I have been on Pentasa, 8 500mg pills a day, since my diagnosis and I have done a 40mg tapering of prednisone. My disease has escalated from mild to moderate, and now my doctors are pressuring me to look into immunosuppressants. I'm very reluctant, which is why I am starting an intensive alternative medicine bout as of tomorrow. I will be on a strict low-residue diet and will be taking a lot of supplements, as well as pentasa, in hopes to get myself into remission in the next 30 days. This may or may not be possible, but I am crunched for time since my inflammation markers are high, symptoms are pretty bad, and there's a slight narrowing in my small intestine (where most of my disease exists).

So, I was looking to get peoples' opinions of 6-MP vs Remicade? Humira and other injectables are not an option for me due to a fear of needles. Which one, from your experiences, is more beneficial? Or do you have some magical alternative medicine advice you can give me?
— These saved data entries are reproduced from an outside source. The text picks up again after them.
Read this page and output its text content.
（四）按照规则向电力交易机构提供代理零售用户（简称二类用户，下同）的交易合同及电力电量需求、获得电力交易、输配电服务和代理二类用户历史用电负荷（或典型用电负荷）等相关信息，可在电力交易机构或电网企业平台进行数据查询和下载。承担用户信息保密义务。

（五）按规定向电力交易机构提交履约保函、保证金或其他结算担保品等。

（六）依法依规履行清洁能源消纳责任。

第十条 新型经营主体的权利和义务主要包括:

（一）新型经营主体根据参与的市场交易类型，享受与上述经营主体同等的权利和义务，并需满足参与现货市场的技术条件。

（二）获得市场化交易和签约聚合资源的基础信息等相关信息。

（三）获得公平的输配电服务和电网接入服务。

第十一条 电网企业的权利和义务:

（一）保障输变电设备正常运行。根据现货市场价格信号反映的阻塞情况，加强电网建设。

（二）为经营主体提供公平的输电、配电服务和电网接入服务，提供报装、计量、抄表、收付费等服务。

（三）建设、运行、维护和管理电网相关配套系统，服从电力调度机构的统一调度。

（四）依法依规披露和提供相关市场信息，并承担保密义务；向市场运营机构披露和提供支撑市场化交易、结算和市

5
Alternative is my primary choice, but I go to school very far from home and am fending for myself most of the time, so extreme alternatives might not be manageable for me...
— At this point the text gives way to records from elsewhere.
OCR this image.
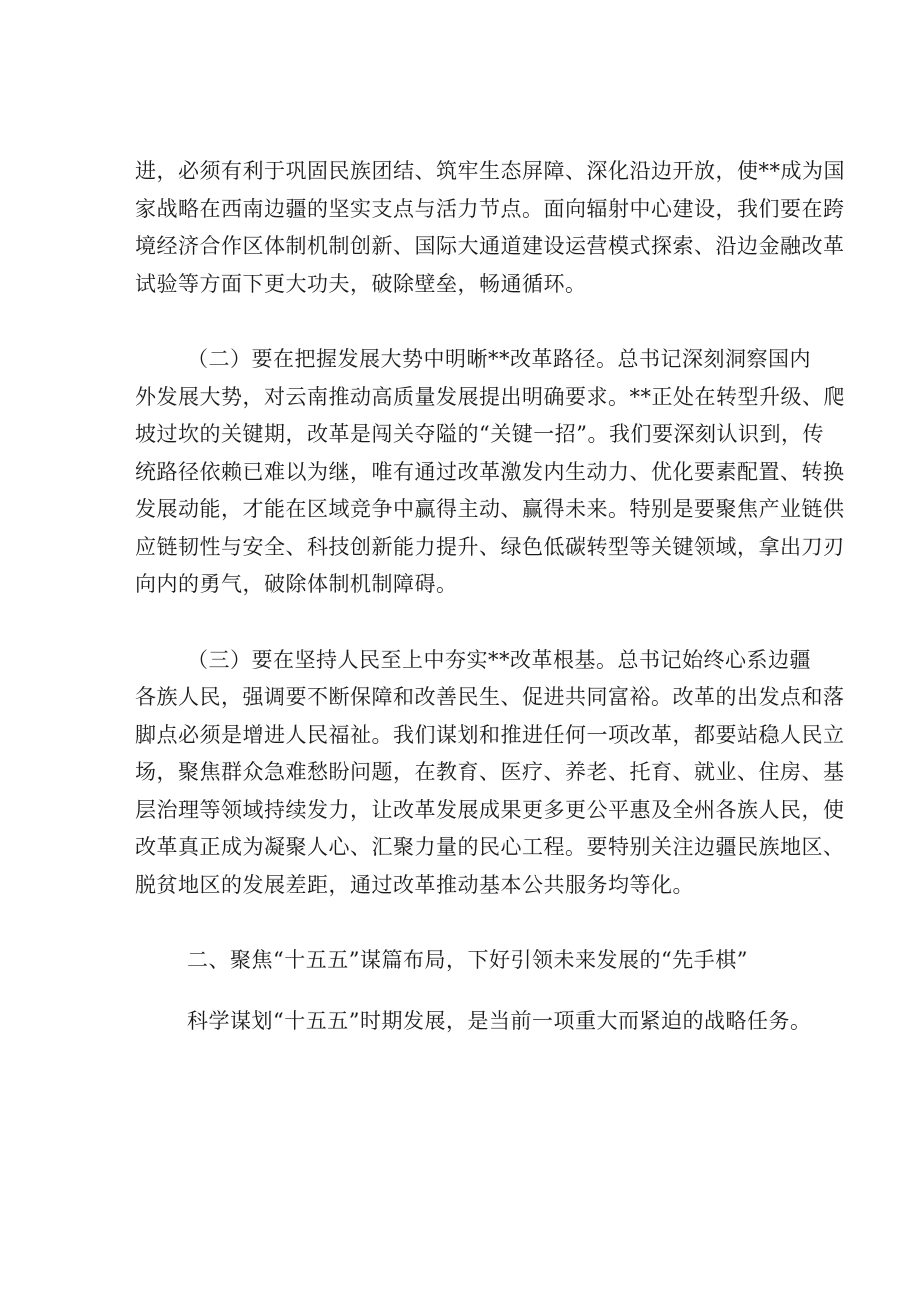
进，必须有利于巩固民族团结、筑牢生态屏障、深化沿边开放，使**成为国
家战略在西南边疆的坚实支点与活力节点。面向辐射中心建设，我们要在跨
境经济合作区体制机制创新、国际大通道建设运营模式探索、沿边金融改革
试验等方面下更大功夫，破除壁垒，畅通循环。
（二）要在把握发展大势中明晰**改革路径。总书记深刻洞察国内
外发展大势，对云南推动高质量发展提出明确要求。**正处在转型升级、爬
坡过坎的关键期，改革是闯关夺隘的“关键一招”。我们要深刻认识到，传
统路径依赖已难以为继，唯有通过改革激发内生动力、优化要素配置、转换
发展动能，才能在区域竞争中赢得主动、赢得未来。特别是要聚焦产业链供
应链韧性与安全、科技创新能力提升、绿色低碳转型等关键领域，拿出刀刃
向内的勇气，破除体制机制障碍。
（三）要在坚持人民至上中夯实**改革根基。总书记始终心系边疆
各族人民，强调要不断保障和改善民生、促进共同富裕。改革的出发点和落
脚点必须是增进人民福祉。我们谋划和推进任何一项改革，都要站稳人民立
场，聚焦群众急难愁盼问题，在教育、医疗、养老、托育、就业、住房、基
层治理等领域持续发力，让改革发展成果更多更公平惠及全州各族人民，使
改革真正成为凝聚人心、汇聚力量的民心工程。要特别关注边疆民族地区、
脱贫地区的发展差距，通过改革推动基本公共服务均等化。
二、聚焦“十五五”谋篇布局，下好引领未来发展的“先手棋”
科学谋划“十五五”时期发展，是当前一项重大而紧迫的战略任务。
Any help will be extremely appreciated!
Thank you,

Caroline :ybiggrin:


Hello Caroline and welcome to the forum :)

The only non med route I could thing to suggest is enteral nutrition - this has been shown to be successful at inducing remission without the side effects of meds. With regards to what has been suggested I would look at it that the 6-mp is a the next step after the Pentesa with the Remi coming after that. I am on 6-mp myself and am doing very well on it, I have not had any issues with side effects. To find out more about both of these please check out their sub forums under our treatment section: http://www.crohnsforum.com/forumdisplay.php?f=16.

Wishing you all the best and please keep us updated on how you get on.

Just be careful dandydancer, 6mp can take up to 4 months to work. Things can get very bad in 4 months. If things get worse while you are waiting for it to work, it will be harder to achieve remission.

Also, Pentasa is a drug for ulcerative colitis (superficial inflammation) and is generally only used in crohn's when it is in combination with another drug. I didn't want to put my 11 year old on 6mp so when I told the GI I wanted to start with Pentasa he said it was like using aspirin for a brain tumor. (his exact words)

I know it is scary to start using these drugs but this disease can be doing damage without many symptoms. My son takes 6mp without any side effects. We have been very happy with it so far. (((((Hugs))))))
Thank you both for your help! I've kind of been in denial about this disease, so it's been difficult to push treatment. But your words were helpful encouragement! I should be starting 6-MP next week! In the meantime, my doctor put me on Entocort, so hopefully that will keep my inflammation down until the 6-MP kicks in.
I wish you both luck and good health!


Will be keeping fingers crossed that you can be feeling better soon, please let us know on how you get on.